Uit de eigen collectie
R.P.M. Rhoen
De titel van het geselecteerde boek luidt ‘Goud Zilver Edelstenen’. Het boek is van de hand van ingenieur Johannes Hammes (1892-1962), bedrijfsingenieur bij Gerritsen & Van Kempen. De titel en de naam van de werkgever van de auteur verklaren alles.
Op verzoek van de Federatie Goud en Zilver - voorheen Federatie ter Behartiging van de Belangen van de Handel in Gouden en Zilveren Werken - nam Hammes het schrijven van een leerboek voor de zilver- en goudsmid en de juwelier in opleiding op zich. Voor de Tweede Wereldoorlog ontbrak het in dit vakgebied aan Nederlandse vakliteratuur.
In de inleiding schrijft het federatiebestuur: ‘De verbreiding van gedegen technische kennis onder de beoefenaars van het gehele vak werd echter in grote mate belemmerd door het geringe aantal dergenen, die in staat en bereid waren de door hen verworden kennis en ervaring door woord en geschrift uit te dragen.’
Het was geen toeval dat Hammes als auteur van het leerboek werd aangetrokken. De voorzitter van het federatiebestuur was A.E. van Kempen (1893-1970), directeur bij Gerritsen & Van Kempen. Hij wist dat Hammes al meerdere publicaties op het gebied van techniek had uitgebracht.
Sinds 1921 verschenen door Hammes geschreven boekjes in de serie ‘Weten en kunnen’, populair wetenschappelijke uitgaven voor de grote massa uitgegeven tussen 1911-1936:
Van meerdere van die boekjes verschenen herdrukken. Soms wel vijf.
De NCRV had in haar radioprogramma van 4 december 1939 tot en met 10 januari 1940 op radio 1 een causerie over koperzagen. Het programma werd ’s morgens om 7.30 uur of 7.45 uur uitgezonden. Op 6 januari 1940 zat Hammes in dat programma, dat toen een halfuur duurde. Het werd aangekondigd met ‘Komt den soldaat verveling plagen, hij vulle zijn tijd met koperzagen’.
Een zekere landelijke naamsbekendheid bezat hij dus al.
Met veel ambitie en kundigheid schreef Hammes dit boek. Een vijftiental deskundigen voorzag hem van advies. Het werd een omvangrijk werk met 602 pagina’s. Met recht een kloek boek. Het bevat ongeveer tweehonderd foto’s, 240 tekeningen en zes vierkleurendrukplaten. Bewust had hij hiervoor gekozen. In het voorwoord van oktober 1943 schrijft hij: ‘Aangezien ik uit ervaring weet, dat een tekening of foto dikwijls meer verhelderend werkt dan lange betogen, heb ik het werk voorzien van een groot aantal illustraties.’

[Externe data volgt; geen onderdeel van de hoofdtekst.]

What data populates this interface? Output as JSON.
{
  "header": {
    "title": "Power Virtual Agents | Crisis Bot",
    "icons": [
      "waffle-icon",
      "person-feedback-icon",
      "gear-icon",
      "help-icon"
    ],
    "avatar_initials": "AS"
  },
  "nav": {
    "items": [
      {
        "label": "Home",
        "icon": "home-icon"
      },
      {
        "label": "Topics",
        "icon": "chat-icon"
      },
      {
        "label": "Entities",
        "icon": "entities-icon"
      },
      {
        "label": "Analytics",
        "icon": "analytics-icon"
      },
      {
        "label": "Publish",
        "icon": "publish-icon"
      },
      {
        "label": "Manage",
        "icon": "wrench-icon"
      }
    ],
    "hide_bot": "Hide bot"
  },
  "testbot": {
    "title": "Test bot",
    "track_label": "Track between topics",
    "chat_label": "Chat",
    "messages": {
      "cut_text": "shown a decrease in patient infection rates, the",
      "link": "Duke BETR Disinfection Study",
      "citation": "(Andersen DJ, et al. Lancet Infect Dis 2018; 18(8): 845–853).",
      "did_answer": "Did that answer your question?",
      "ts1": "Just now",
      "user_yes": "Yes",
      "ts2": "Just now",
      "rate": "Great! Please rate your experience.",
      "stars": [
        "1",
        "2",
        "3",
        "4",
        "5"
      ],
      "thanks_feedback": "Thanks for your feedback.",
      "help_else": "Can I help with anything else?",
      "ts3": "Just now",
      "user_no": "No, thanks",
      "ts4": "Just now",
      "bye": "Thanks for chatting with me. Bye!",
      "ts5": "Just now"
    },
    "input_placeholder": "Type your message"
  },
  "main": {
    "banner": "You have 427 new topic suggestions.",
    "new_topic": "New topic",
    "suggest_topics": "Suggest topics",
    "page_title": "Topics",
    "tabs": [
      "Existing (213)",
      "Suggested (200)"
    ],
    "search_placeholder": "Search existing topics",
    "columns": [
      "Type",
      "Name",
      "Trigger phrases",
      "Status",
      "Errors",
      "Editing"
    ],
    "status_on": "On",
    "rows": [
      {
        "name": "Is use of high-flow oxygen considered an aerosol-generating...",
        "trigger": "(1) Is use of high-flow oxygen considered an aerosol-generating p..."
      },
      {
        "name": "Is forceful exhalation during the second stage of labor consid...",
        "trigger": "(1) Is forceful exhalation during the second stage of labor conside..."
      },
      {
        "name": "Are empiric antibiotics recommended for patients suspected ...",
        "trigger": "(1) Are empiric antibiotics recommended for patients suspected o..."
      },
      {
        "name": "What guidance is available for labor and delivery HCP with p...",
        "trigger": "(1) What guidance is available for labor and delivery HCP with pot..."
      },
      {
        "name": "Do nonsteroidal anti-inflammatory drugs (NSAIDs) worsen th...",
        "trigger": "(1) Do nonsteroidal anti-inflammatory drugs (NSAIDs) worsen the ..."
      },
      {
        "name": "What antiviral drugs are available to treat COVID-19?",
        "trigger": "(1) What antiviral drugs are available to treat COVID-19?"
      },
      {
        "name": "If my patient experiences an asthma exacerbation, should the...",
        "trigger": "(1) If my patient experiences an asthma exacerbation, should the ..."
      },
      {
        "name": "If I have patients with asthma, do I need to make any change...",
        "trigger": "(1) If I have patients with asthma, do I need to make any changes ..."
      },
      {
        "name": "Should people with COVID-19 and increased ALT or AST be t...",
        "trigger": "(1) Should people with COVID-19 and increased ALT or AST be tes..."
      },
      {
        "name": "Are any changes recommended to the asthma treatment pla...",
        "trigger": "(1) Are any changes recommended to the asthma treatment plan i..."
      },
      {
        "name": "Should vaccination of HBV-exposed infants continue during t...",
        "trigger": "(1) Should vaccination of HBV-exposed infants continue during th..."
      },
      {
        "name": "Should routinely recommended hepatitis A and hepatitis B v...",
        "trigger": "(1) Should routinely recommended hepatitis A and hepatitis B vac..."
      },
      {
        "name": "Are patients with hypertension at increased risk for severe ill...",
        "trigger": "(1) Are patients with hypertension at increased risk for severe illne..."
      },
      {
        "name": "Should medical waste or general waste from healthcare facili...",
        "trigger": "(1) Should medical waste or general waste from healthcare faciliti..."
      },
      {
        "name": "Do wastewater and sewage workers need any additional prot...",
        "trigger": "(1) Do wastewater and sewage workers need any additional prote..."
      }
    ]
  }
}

In 1944 kwam het in linnen gebonden boek op de markt. Binnen enkele maanden was het uitverkocht. Een duidelijk bewijs dat er een grote behoefte aan een vakboek voor de goud- en zilverindustrie bestond. Daarom verscheen er in 1946 een tweede druk.
Geheel ongewijzigd was die druk niet. De tekeningen bij hoofdstuk 43 ‘De vervaardiging en het zetten van juwelen sieraden’, p. 357-369, die J.B. Citroen (1891-1970) als gevolg van de oorlogs-omstandigheden slechts in ruwe schetsvorm kon inleveren, waren voor de tweede druk door hem verbeterd.
Van de eerste druk verscheen er in een beperkte oplage van 180 exemplaren zelfs een luxe uitgave met perkamenten rug, gebonden en op zwaar kunstdrukpapier gedrukt. Kostte het boek met linnen band ƒ 27,50, de luxe uitgave ƒ 50. En dat in het oorlogsjaar 1944.
Voor dit uitgebreid handboek - zijn magnum opus - werd Hammes onderscheiden met de zilveren erepenning van de Federatie Goud en Zilver.
De stichting bezit zowel de eerste als de tweede druk van dit boek.